The Rebuttal Witnesses
My main gripe with the disc is when you are doing something for DVD, especially something that is as informative and fact filled as Raising The Mammoth and you don't utilize the format to its fullest extent, well the audience is not being well served.
This is an expedition that was spread out over a couple of years; surely there must have been literally hours of footage shot. I find it hard to believe that with all that potential footage in the can, all they found useable was 91 minutes worth.
That ties into my second gripe. Working on the assumption that there is more footage available, it drives me crazy to watch a television documentary on home video and know there is going to be a break in the action every 13 minutes or so. Besides having the obvious break, I then have to sit through the brief recap as the next segment starts. If Artisan really wanted to do this right, they would have reedited the documentary so it flowed more like a complete movie. If I'm not going to get anything special when I pick up a disc like this, I don't see any reason why I should not just pass it by on the shelf and be content with a videotaped copy right off of the old VCR.

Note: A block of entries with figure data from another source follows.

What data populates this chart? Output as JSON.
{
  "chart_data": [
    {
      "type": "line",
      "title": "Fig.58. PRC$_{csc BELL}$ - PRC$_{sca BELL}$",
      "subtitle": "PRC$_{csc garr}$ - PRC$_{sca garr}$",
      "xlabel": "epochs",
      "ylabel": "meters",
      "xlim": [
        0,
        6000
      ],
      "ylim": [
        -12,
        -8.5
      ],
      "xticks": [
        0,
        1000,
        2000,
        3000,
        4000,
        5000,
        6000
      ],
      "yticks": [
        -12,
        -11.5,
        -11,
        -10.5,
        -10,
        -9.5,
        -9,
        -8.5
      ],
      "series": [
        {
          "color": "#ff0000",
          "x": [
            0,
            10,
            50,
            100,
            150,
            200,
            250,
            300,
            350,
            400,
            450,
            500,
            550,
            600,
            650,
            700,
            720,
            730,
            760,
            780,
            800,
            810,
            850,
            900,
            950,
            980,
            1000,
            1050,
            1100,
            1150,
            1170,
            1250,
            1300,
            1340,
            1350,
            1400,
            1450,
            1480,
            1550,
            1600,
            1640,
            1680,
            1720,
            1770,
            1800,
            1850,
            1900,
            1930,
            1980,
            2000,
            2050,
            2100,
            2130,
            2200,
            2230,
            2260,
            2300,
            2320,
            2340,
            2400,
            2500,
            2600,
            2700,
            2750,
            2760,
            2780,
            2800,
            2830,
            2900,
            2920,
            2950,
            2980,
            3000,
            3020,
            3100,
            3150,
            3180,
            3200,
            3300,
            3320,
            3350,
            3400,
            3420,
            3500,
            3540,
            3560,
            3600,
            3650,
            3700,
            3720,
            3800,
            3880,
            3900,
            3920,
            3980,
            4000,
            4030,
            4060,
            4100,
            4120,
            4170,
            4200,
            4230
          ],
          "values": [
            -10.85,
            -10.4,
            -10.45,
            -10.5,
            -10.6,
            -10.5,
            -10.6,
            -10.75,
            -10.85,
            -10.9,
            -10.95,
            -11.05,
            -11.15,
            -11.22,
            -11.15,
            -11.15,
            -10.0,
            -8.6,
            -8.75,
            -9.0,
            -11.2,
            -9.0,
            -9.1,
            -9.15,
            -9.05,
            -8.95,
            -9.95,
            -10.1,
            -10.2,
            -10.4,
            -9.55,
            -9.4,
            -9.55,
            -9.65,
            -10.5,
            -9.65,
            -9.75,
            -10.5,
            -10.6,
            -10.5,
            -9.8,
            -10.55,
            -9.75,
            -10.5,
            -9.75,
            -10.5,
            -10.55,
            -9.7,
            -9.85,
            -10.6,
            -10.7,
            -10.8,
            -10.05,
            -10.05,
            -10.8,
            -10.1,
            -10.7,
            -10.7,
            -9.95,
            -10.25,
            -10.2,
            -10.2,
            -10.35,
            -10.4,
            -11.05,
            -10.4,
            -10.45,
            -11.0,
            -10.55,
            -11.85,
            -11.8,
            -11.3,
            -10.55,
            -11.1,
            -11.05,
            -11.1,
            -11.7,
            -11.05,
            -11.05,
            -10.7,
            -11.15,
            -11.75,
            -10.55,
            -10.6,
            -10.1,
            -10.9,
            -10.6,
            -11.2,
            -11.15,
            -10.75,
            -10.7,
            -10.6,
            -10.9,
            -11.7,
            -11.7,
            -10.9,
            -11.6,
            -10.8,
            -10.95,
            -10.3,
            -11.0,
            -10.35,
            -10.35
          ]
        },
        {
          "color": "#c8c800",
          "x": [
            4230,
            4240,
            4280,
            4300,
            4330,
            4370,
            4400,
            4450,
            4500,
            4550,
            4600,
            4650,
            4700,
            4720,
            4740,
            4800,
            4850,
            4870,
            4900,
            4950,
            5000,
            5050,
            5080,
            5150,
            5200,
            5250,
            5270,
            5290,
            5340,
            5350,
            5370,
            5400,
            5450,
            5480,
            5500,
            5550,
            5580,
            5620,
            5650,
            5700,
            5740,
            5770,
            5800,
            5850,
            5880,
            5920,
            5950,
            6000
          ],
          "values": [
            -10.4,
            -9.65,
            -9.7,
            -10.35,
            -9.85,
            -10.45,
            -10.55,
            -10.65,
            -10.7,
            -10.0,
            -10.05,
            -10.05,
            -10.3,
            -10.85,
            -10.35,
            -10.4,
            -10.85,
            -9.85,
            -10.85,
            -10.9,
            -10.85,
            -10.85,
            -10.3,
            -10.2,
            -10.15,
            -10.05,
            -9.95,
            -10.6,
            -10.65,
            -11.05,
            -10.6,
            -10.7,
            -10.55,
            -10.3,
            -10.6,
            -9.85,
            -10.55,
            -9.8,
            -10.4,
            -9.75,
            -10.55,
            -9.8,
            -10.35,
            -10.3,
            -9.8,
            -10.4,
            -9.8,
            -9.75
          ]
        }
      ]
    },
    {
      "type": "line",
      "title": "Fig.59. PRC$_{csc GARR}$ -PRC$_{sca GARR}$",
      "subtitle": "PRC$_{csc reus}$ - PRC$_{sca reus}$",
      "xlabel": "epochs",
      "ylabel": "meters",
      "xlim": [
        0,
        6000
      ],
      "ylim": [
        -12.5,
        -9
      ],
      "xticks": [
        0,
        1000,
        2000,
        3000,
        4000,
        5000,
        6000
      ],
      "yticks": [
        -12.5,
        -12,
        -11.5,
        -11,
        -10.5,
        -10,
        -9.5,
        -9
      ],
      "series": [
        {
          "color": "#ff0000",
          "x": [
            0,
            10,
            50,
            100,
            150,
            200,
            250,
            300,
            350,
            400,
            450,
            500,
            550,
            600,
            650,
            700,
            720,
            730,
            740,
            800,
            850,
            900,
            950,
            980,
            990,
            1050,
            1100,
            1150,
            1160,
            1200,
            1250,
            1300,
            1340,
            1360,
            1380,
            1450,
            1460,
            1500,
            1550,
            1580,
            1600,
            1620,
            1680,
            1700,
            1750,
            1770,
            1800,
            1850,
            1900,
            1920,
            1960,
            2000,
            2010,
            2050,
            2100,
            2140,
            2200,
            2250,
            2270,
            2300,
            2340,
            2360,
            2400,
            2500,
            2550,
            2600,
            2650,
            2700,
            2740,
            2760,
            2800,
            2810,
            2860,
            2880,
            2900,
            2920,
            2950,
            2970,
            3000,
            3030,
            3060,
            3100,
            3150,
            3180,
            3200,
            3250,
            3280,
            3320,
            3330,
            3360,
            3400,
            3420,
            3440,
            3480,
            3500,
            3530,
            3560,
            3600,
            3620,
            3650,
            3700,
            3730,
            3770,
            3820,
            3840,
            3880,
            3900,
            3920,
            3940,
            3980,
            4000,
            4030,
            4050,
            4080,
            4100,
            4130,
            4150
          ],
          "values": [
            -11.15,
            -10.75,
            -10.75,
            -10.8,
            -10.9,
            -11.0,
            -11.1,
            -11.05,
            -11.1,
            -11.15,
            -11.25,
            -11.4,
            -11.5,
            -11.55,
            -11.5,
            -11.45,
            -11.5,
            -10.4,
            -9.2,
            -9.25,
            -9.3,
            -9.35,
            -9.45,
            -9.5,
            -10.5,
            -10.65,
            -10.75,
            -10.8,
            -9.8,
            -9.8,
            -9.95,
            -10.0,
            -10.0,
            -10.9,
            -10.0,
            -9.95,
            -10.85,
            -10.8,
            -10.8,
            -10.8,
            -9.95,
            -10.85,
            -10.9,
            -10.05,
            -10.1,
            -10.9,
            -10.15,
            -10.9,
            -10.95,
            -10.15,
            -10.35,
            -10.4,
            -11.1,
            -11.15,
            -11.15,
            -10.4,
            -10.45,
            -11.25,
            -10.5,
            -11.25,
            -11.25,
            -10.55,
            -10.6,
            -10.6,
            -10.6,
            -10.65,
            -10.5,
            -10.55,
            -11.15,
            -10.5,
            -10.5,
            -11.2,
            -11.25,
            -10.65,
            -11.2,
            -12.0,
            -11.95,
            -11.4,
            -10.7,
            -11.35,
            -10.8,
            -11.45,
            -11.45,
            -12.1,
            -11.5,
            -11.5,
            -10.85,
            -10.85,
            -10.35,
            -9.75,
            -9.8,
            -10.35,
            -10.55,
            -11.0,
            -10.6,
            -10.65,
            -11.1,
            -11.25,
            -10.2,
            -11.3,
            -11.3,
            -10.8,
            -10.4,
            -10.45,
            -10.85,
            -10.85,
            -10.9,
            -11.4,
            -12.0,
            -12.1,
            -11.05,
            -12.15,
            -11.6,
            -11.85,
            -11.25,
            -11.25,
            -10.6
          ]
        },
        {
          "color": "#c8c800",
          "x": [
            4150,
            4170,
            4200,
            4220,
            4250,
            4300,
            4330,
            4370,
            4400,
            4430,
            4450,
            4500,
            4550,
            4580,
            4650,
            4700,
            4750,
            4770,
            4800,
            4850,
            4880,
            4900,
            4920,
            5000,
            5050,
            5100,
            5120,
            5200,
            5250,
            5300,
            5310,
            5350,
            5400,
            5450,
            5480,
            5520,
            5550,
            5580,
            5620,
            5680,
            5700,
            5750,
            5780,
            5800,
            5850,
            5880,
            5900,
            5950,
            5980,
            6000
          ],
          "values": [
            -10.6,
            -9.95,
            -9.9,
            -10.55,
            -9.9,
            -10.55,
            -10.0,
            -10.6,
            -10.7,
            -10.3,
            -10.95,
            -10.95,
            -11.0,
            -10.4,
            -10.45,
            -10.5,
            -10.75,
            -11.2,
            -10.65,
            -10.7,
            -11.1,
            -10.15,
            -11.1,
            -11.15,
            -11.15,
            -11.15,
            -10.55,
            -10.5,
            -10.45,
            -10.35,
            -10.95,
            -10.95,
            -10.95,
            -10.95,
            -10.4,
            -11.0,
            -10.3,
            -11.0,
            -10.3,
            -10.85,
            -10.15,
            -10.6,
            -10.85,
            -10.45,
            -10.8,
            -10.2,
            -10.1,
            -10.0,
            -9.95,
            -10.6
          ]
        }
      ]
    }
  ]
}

Raising The Mammoth is science presented in an exciting and gripping fashion. While I had some problems with its home video incarnation, I found the documentary to be both interesting and well produced. I cannot, however, imagine watching it over again anytime soon. I'm glad I saw it but think this is best left as a different kind of rental.
On the other hand, as a teaching tool, Raising The Mammoth would be ideal classroom material. It is recommended for purchase in that regard.
Artisan is congratulated by the court for bringing such diverse material to the world of DVD. They are asked however to put additional thought and effort into making it a more creative experience and one that takes full advantage of the interactive aspects of the medium. That is all I've got. Case dismissed.